The “superhero burnout” (as its been dubbed) is a current feeling coming over the general public about superheroes in media. Basically, it’s main idea is that people are becoming bored of superheroes in media currently because of their constant presence and the feeling of “sameness”. I personally think the burnout isn’t real at this point, but I can feel it coming. So how can we stop it? Well first we’ve got to deal with the reasons behind the burnout.
The alleged reasons behind the burnout
A feeling of sameness
There really isn’t a feeling of sameness to the films and shows at this point. Some may share similar themes and looks, but they are all different. ‘Constantine’ is a supernatural show, iZombie is a horror crime show, Arrow is a dark action-drama, The Flash is a fun action-drama, ‘Legend s of Tomorrow’ looks to be a fun adventure story, Agents of SHIELD is a spy action-drama, Agent Carter is a feministic wartime action-spy-drama and Daredevil is a dark vigilante drama. All these shows are only connected by drama, but I use that term very loosely. They are inherently different. The movies are the same. From spy political- thrillers (Winter Soldier), to heists (Ant-Man), to space comedies (Guardians of the Galaxy), even to dark dramas (Batman vs Superman).
Too much of it
This reason is pretty self-explanatory. I've honestly ever really heard these arguments from people who only really discovered what Marvel and DC after the recent wave of superhero films. Nerd culture has become mainstream, as Simon Pegg recently attested to. Nerd culture isn't for everyone, but it has recently become mainstream, and not all people are nerds, but they still end up liking the products. With the current lineup of shows and movies, superheroes are everywhere. I agree with this, but only because of my next point
Why I personally think the burnout is occurring
Promotion and knowing what is ahead (Spoilers)

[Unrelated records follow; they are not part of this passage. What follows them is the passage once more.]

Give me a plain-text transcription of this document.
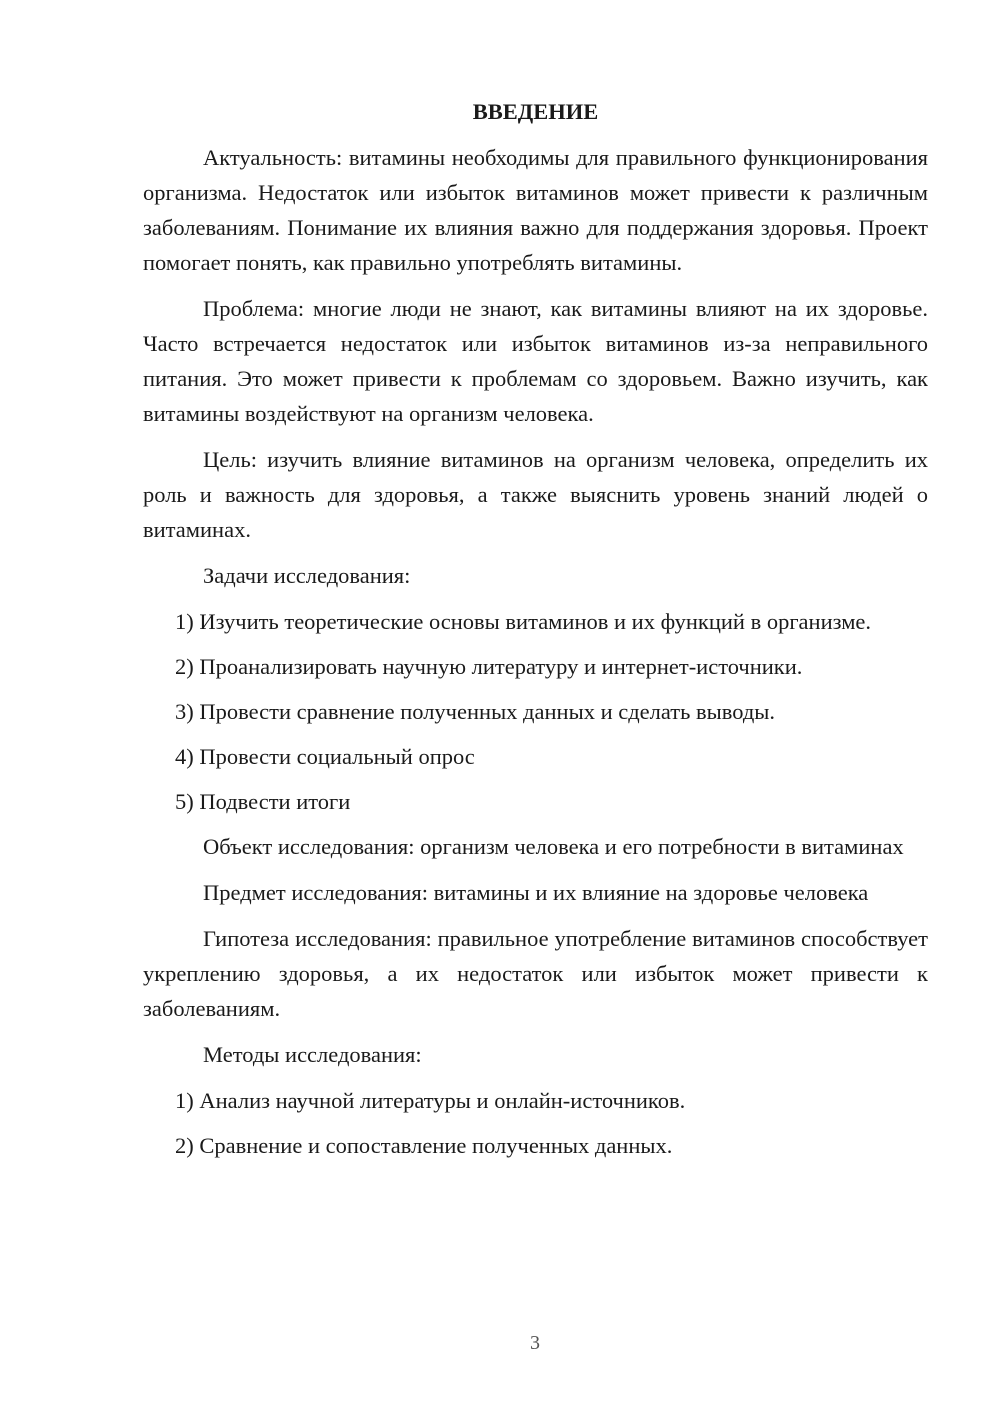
ВВЕДЕНИЕ

Актуальность: витамины необходимы для правильного функционирования организма. Недостаток или избыток витаминов может привести к различным заболеваниям. Понимание их влияния важно для поддержания здоровья. Проект помогает понять, как правильно употреблять витамины.

Проблема: многие люди не знают, как витамины влияют на их здоровье. Часто встречается недостаток или избыток витаминов из-за неправильного питания. Это может привести к проблемам со здоровьем. Важно изучить, как витамины воздействуют на организм человека.

Цель: изучить влияние витаминов на организм человека, определить их роль и важность для здоровья, а также выяснить уровень знаний людей о витаминах.

Задачи исследования:

1) Изучить теоретические основы витаминов и их функций в организме.

2) Проанализировать научную литературу и интернет-источники.

3) Провести сравнение полученных данных и сделать выводы.

4) Провести социальный опрос

5) Подвести итоги

Объект исследования: организм человека и его потребности в витаминах

Предмет исследования: витамины и их влияние на здоровье человека

Гипотеза исследования: правильное употребление витаминов способствует укреплению здоровья, а их недостаток или избыток может привести к заболеваниям.

Методы исследования:

1) Анализ научной литературы и онлайн-источников.

2) Сравнение и сопоставление полученных данных.

3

I just wrote about this in an article HERE. I think the fact that we know what is ahead is a major factor as we know what to expect. By the time Infinity War comes out, several cities could have read and passed on one copy of the comic to another person. Plus, the cast for that film is basically announced at this point. There was a teaser for it MONTHS before Age of Ultron came out. With the first Avengers it was something new and people expected it was the film that the Marvel Universe was leading to. There was no thought as to what would come after. With Age of Ultron we not only knew Infinity War was coming, but we had seen the teaser and we were looking for the hints in the film. The film’s only real “twist” was predicted because of casting news mere DAYS before the film premiered that Linda Cardellini was playing Laura Barton. Even the major death was predicted, not only because the trailer had clips that looked like Scarlet Witch in pain, but also because the cast for Civil War and Infinity War had already been revealed. The cast left one significant character out.
That’s right: Quicksilver.
Recently, a LEGO set spoiled the fact that
Hank Pym would be donning an Ant-Man suit in Ant-Man.
Suicide Squad has had almost every scene spoiled since it started filming because of photos being taken. This ruins the film because we will expect these sequences in their cinematic greatness and there will be nothing more. Thanks to recent recordings, we also might have an idea what Harley Quinn and Joker might sound like. What makes it worse is that it’s not even the full product. It diminishes from the final project if we get a half-quality product before the final product. Even on Agents of SHIELD, we knew Bobbi was going to survive Ward’s torture because a spinoff was announced with her allegedly in it. This spinoff was cancelled, so we just had that spoiled for nothing. These are only a few examples of how spoilers and promotions can ruin a product by giving away too much. I remember a few years ago, people would ask: “Have you seen such-and-such film yet?” but now people ask: “Have you seen such-and-such film’s set scene that reveals a crucial detail yet? Oh well I’ll just tell you because you’re bound to see it on the internet as soon as you get home”
So can we cut back on the photos being taken of sets? Maybe limit it? Because right now, I probably know the first 15 minutes of Suicide Squad and Captain America: Civil War and that’s only because those are the scenes that were just filmed. A few months from now, the whole film may be spoiled. One major death has already been spoiled for me, (even though it seems pretty natural for the story to progress that way). This of course being...
Peggy Carter. Coincidentally, I’m finally watching Agent Carter. I’m on the finale! It’s actually a lot better than I expected, but you don’t care about that, so I’m just going to go back to what I was saying.
So if you want to avoid the superhero burnout for yourself, then ignore photos taken on set and encourage others not to talk to you about or even check it out for themselves. Obviously I can’t stop photos from being released or stop people from viewing them, but to save superhero films for yourself, try to avoid set photos.